Anandam Ravi tries to wrap her head around the Indian obsession with tracing lineages, especially at weddings

A great grand aunt twice removed once called out of the blue to invite us to her granddaughter’s wedding. “What, you don’t remember me?” she shrieked in abject horror into the phone, and proceeded to explain the exact and excruciatingly complex web of relationships that connected us. “Why, I was right there at your parents’ wedding!” I apologised that I had missed that event, probably because I hadn’t been born yet. She snorted at the namby pamby excuse. As far as she was concerned, in terms of namby-pamby excuses, it was right up there alongside “I was out fighting a war!” or “I was in the hospital having a baby!”

Making the connections

You see, the Great Indian Wedding is the ultimate ‘do’, where you are expected to turn up, togged up in all manner of finery, so that you can chalk out all sorts of circles of reference between everybody present.
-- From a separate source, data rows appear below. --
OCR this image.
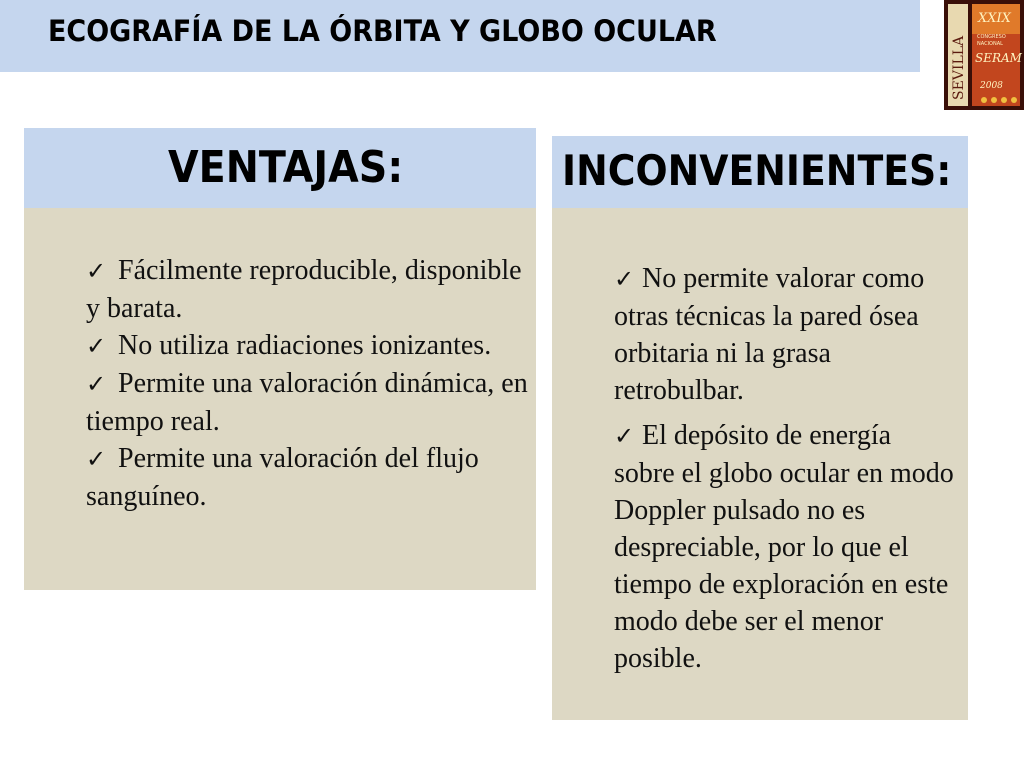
ECOGRAFÍA DE LA ÓRBITA Y GLOBO OCULAR
SEVILLA
XXIX
CONGRESO
NACIONAL
SERAM
2008
VENTAJAS:
✓ Fácilmente reproducible, disponible y barata.
✓ No utiliza radiaciones ionizantes.
✓ Permite una valoración dinámica, en tiempo real.
✓ Permite una valoración del flujo sanguíneo.
INCONVENIENTES:
✓ No permite valorar como otras técnicas la pared ósea orbitaria ni la grasa retrobulbar.
✓ El depósito de energía sobre el globo ocular en modo Doppler pulsado no es despreciable, por lo que el tiempo de exploración en este modo debe ser el menor posible.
A wedding is not declared complete until all those in the hall have been linked to everyone else, and everyone has been introduced to everyone that can be introduced. That’s why a good wedding takes anywhere between 2 days to 4 days. The good old six degrees of separation simply doesn’t work with everyone and the old family tree has to be literally uprooted and examined to find invisible tendrils of connections that link the brat who has set up base at the ice cream counter to the matriarch to whom all lesser mortals are kowtowing.